Ce que la période de reconversion ne remplacerait pas
Certains dispositifs en vigueur qui ont un objet proche ne seraient en revanche pas concernés. Ainsi, serait maintenus :
- Le projet de transition professionnelle (PTP) qui s’adresse aux salariés souhaitant se former en vue d’une reconversion (en général hors de l’entreprise).
- Le contrat de professionnalisation qui vise à former en alternance des personnes en formation initiale ou en reconversion, sans que l’objectif soit l’intégration finale de cette personne dans les effectifs.
Les modalités de financement
On vient de le voir, le budget du dispositif serait issu de la fusion des 2 enveloppes de Transco et la Pro-A. La prise en charge serait, elle, logiquement assuré par les OPCO.
Le niveau de prise en charge s’élèverait à 90 % de celui fixé pour les contrats d’apprentissage en ce qui concerne les certifications RNCP (avec un plafond de 9 000 €) (ANI art. 7).
Ex : Une formation financée 8.000 euros dans le cadre d’un contrat d’apprentissage pourrait l’être à hauteur de 7.200 euros pour une période de reconversion.
Pour les CQP, le niveau de prise en charge est fixé par les branches professionnelles en lien avec le conseil d’administration de l’OPCO compétent.
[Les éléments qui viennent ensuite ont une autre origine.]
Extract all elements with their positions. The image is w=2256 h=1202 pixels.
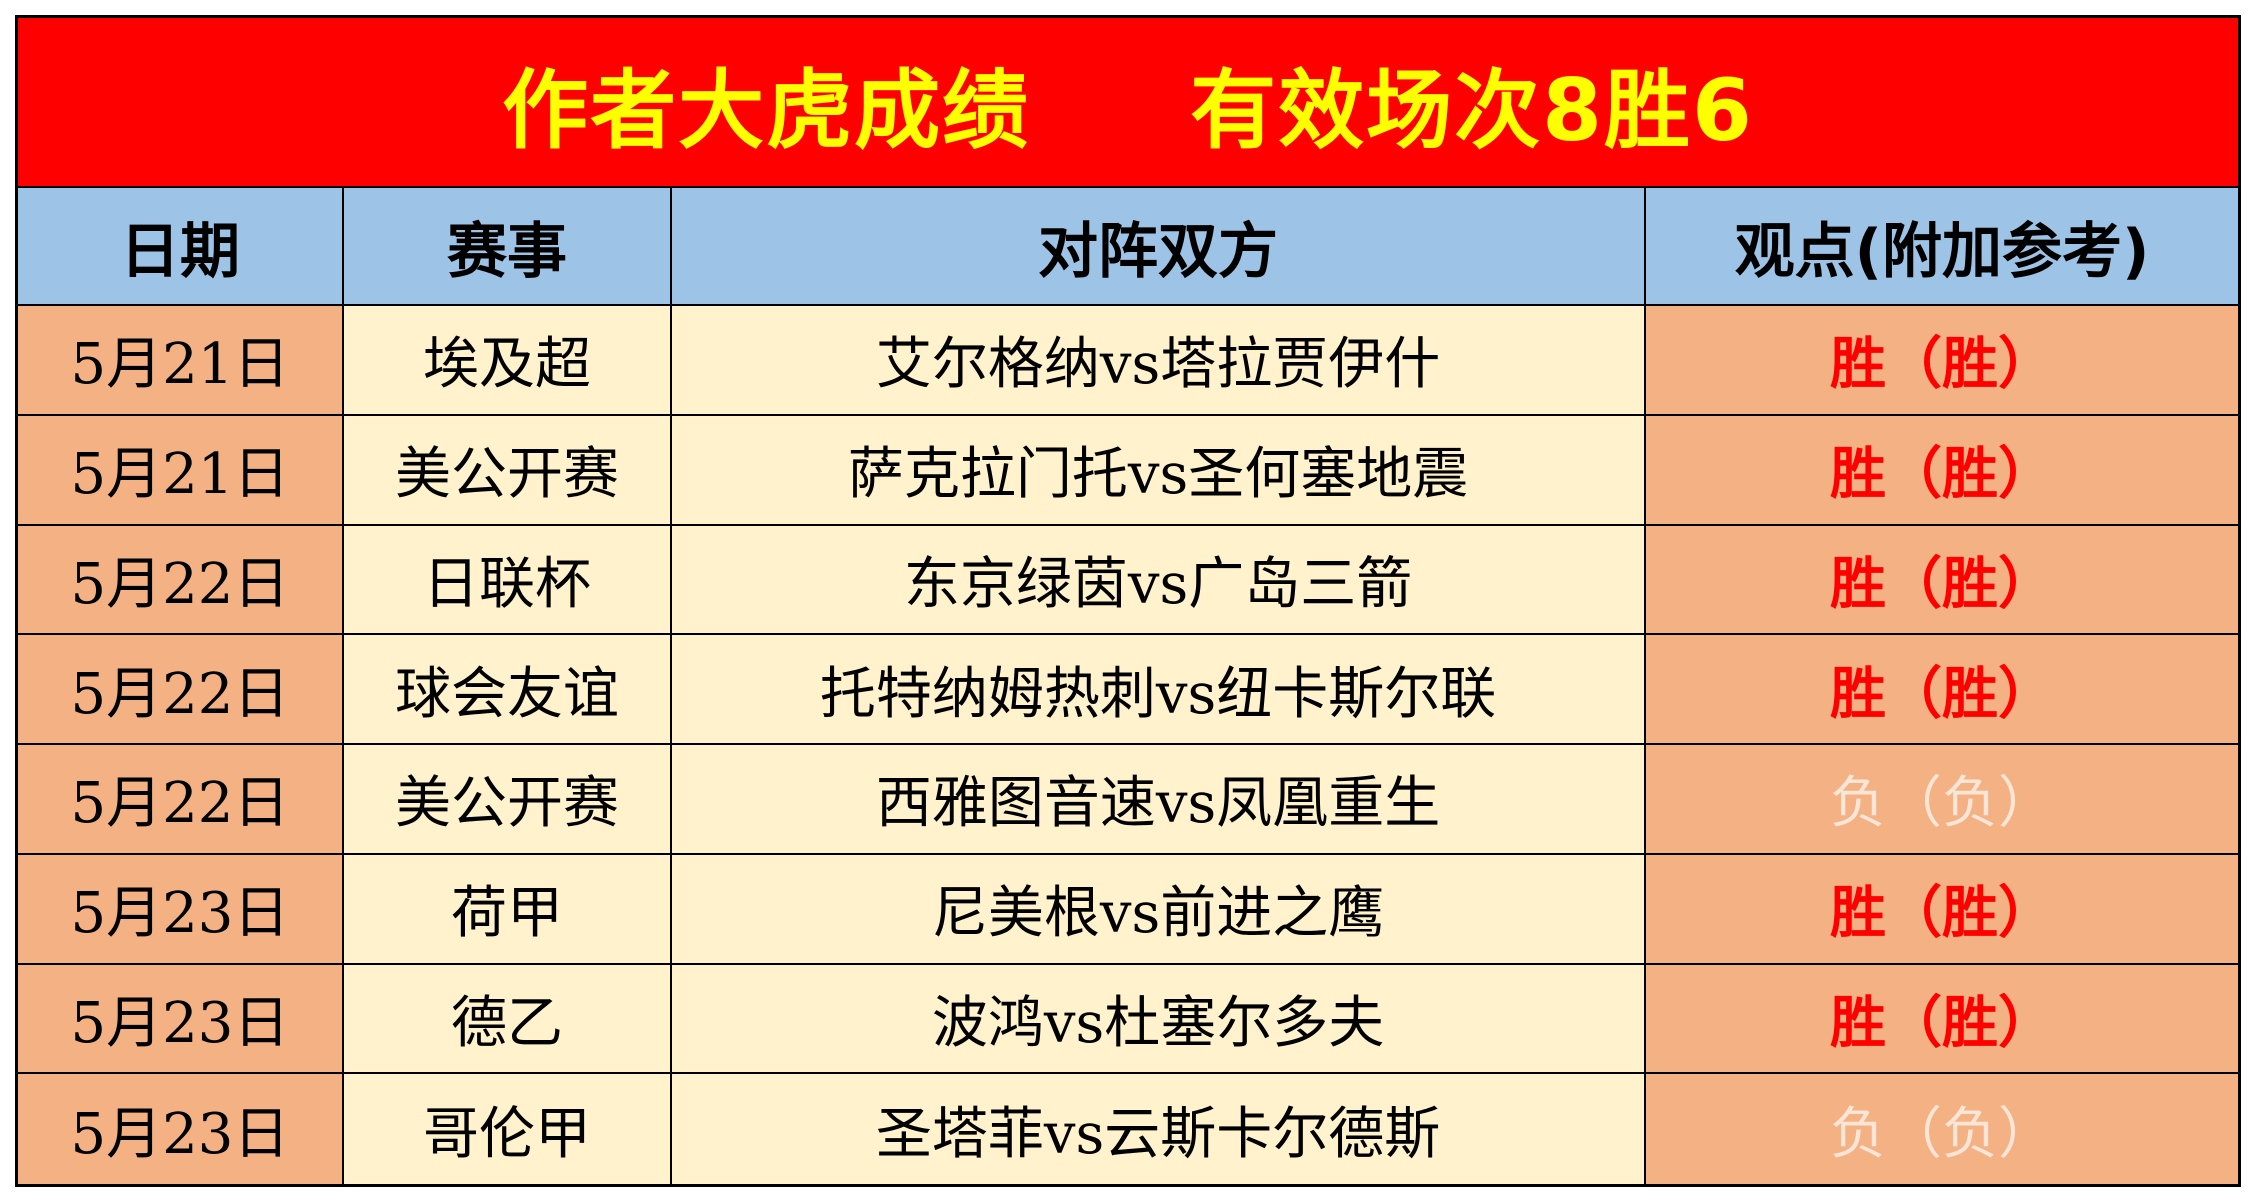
header-row: 日期 赛事 对阵双方 观点(附加参考) xyxy=(18,188,2238,306)
table-row: 5月22日 日联杯 东京绿茵vs广岛三箭 胜（胜） xyxy=(18,525,2238,636)
view-cell: 胜（胜） xyxy=(1646,525,2238,634)
title-right: 有效场次8胜6 xyxy=(1190,60,1754,161)
date-cell: 5月22日 xyxy=(18,745,344,853)
date-cell: 5月22日 xyxy=(18,525,344,634)
table-row: 5月21日 埃及超 艾尔格纳vs塔拉贾伊什 胜（胜） xyxy=(18,306,2238,416)
event-cell: 日联杯 xyxy=(344,525,672,634)
date-cell: 5月22日 xyxy=(18,635,344,743)
results-table: 作者大虎成绩 有效场次8胜6 日期 赛事 对阵双方 观点(附加参考) 5月21日 … xyxy=(15,15,2241,1187)
match-cell: 托特纳姆热刺vs纽卡斯尔联 xyxy=(672,635,1646,743)
event-cell: 德乙 xyxy=(344,964,672,1073)
table-row: 5月23日 哥伦甲 圣塔菲vs云斯卡尔德斯 负（负） xyxy=(18,1074,2238,1184)
table-row: 5月23日 荷甲 尼美根vs前进之鹰 胜（胜） xyxy=(18,854,2238,965)
event-cell: 荷甲 xyxy=(344,854,672,963)
view-cell: 胜（胜） xyxy=(1646,415,2238,524)
date-cell: 5月21日 xyxy=(18,415,344,524)
match-cell: 萨克拉门托vs圣何塞地震 xyxy=(672,415,1646,524)
view-cell: 负（负） xyxy=(1646,1074,2238,1184)
date-cell: 5月21日 xyxy=(18,306,344,414)
table-title: 作者大虎成绩 有效场次8胜6 xyxy=(18,18,2238,188)
view-cell: 胜（胜） xyxy=(1646,854,2238,963)
table-row: 5月23日 德乙 波鸿vs杜塞尔多夫 胜（胜） xyxy=(18,964,2238,1075)
date-cell: 5月23日 xyxy=(18,854,344,963)
date-cell: 5月23日 xyxy=(18,964,344,1073)
view-cell: 负（负） xyxy=(1646,745,2238,853)
header-event: 赛事 xyxy=(344,188,672,304)
header-view: 观点(附加参考) xyxy=(1646,188,2238,304)
match-cell: 东京绿茵vs广岛三箭 xyxy=(672,525,1646,634)
header-date: 日期 xyxy=(18,188,344,304)
event-cell: 哥伦甲 xyxy=(344,1074,672,1184)
view-cell: 胜（胜） xyxy=(1646,635,2238,743)
match-cell: 艾尔格纳vs塔拉贾伊什 xyxy=(672,306,1646,414)
match-cell: 尼美根vs前进之鹰 xyxy=(672,854,1646,963)
table-row: 5月21日 美公开赛 萨克拉门托vs圣何塞地震 胜（胜） xyxy=(18,415,2238,526)
event-cell: 美公开赛 xyxy=(344,745,672,853)
event-cell: 美公开赛 xyxy=(344,415,672,524)
match-cell: 圣塔菲vs云斯卡尔德斯 xyxy=(672,1074,1646,1184)
view-cell: 胜（胜） xyxy=(1646,306,2238,414)
date-cell: 5月23日 xyxy=(18,1074,344,1184)
table-row: 5月22日 球会友谊 托特纳姆热刺vs纽卡斯尔联 胜（胜） xyxy=(18,635,2238,745)
table-row: 5月22日 美公开赛 西雅图音速vs凤凰重生 负（负） xyxy=(18,745,2238,855)
match-cell: 西雅图音速vs凤凰重生 xyxy=(672,745,1646,853)
view-cell: 胜（胜） xyxy=(1646,964,2238,1073)
match-cell: 波鸿vs杜塞尔多夫 xyxy=(672,964,1646,1073)
event-cell: 球会友谊 xyxy=(344,635,672,743)
event-cell: 埃及超 xyxy=(344,306,672,414)
header-match: 对阵双方 xyxy=(672,188,1646,304)
title-left: 作者大虎成绩 xyxy=(502,60,1031,161)
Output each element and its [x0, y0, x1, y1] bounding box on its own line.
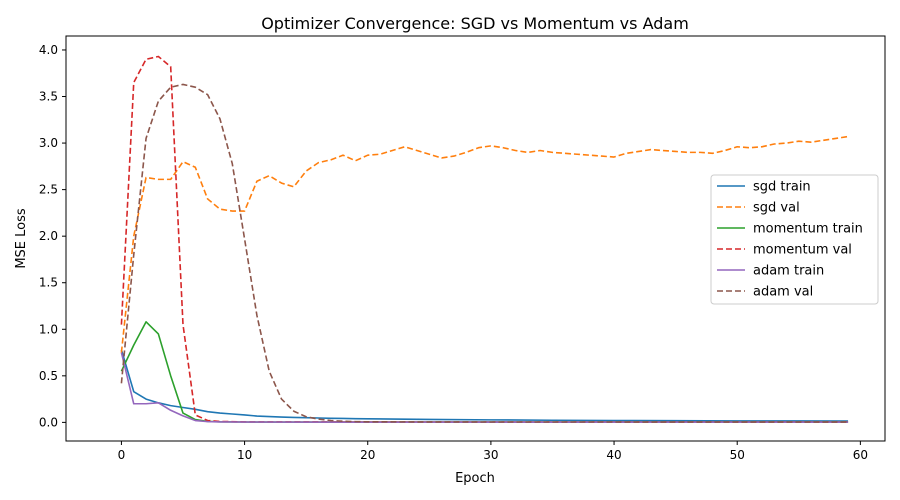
y-tick-label: 3.0 — [39, 136, 58, 150]
legend-label: sgd train — [753, 180, 811, 195]
legend-label: adam val — [753, 285, 813, 300]
x-tick-label: 50 — [730, 448, 745, 462]
series-line-momentum-train — [120, 321, 849, 423]
y-tick-label: 1.5 — [39, 276, 58, 290]
x-tick-label: 10 — [237, 448, 252, 462]
series-line-momentum-val — [120, 55, 849, 423]
x-tick-label: 20 — [360, 448, 375, 462]
chart-title: Optimizer Convergence: SGD vs Momentum v… — [261, 14, 689, 33]
series-line-adam-train — [120, 352, 849, 423]
legend-label: adam train — [753, 264, 824, 279]
y-tick-label: 4.0 — [39, 43, 58, 57]
series-line-sgd-val — [120, 135, 849, 353]
x-tick-label: 0 — [118, 448, 126, 462]
x-axis: 0 10 20 30 40 50 60 — [118, 441, 868, 462]
plot-series — [120, 55, 849, 423]
legend-label: momentum train — [753, 222, 863, 237]
y-tick-label: 0.0 — [39, 415, 58, 429]
y-axis-label: MSE Loss — [14, 208, 29, 269]
y-tick-label: 1.0 — [39, 322, 58, 336]
legend-label: momentum val — [753, 243, 852, 258]
y-tick-label: 2.0 — [39, 229, 58, 243]
plot-frame — [65, 35, 886, 442]
series-line-sgd-train — [120, 349, 849, 422]
legend: sgd train sgd val momentum train momentum v… — [710, 174, 879, 305]
y-axis: 0.0 0.5 1.0 1.5 2.0 2.5 3.0 3.5 4.0 — [39, 43, 66, 429]
series-line-adam-val — [120, 83, 849, 423]
legend-box — [710, 174, 879, 305]
y-tick-label: 2.5 — [39, 183, 58, 197]
y-tick-label: 3.5 — [39, 90, 58, 104]
x-axis-label: Epoch — [455, 471, 495, 486]
y-tick-label: 0.5 — [39, 369, 58, 383]
legend-label: sgd val — [753, 201, 800, 216]
x-tick-label: 60 — [853, 448, 868, 462]
x-tick-label: 40 — [606, 448, 621, 462]
x-tick-label: 30 — [483, 448, 498, 462]
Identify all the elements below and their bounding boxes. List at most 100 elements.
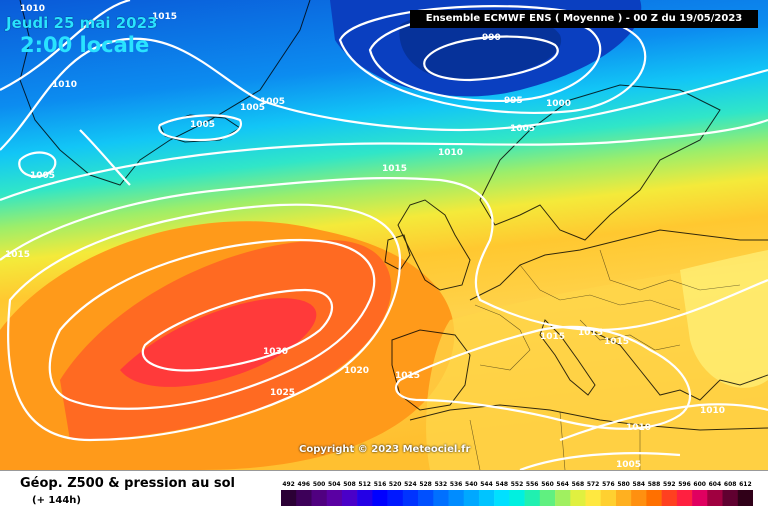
parameter-title: Géop. Z500 & pression au sol xyxy=(20,476,235,491)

À défaut, c’est la valeur d’amorçage fixée réglementairement qui s’impose (une forme de prise en charge minimum).
Les suites possibles
Il faut bien avoir en tête que cet ANI ne tient pas lieu de loi.
Déjà, pour lui donner du poids, celui-ci doit être signé par le plus possible de syndicats.
Côté salariés, seule la CGT s’est opposée sur le principe au projet.
Côté patronal, la CPME et le MEDEF ont regretté l’initiative de l’U2P et leur signature est donc très loin d’être acquise.
Toutefois, pour être rendu effectif, le projet doit faire l’objet d’un projet de loi par l’exécutif. Certaines dispositions pourraient ainsi être intégrées dans le futur projet de loi « Travail II » qui était attendu à la rentrée de septembre 2024.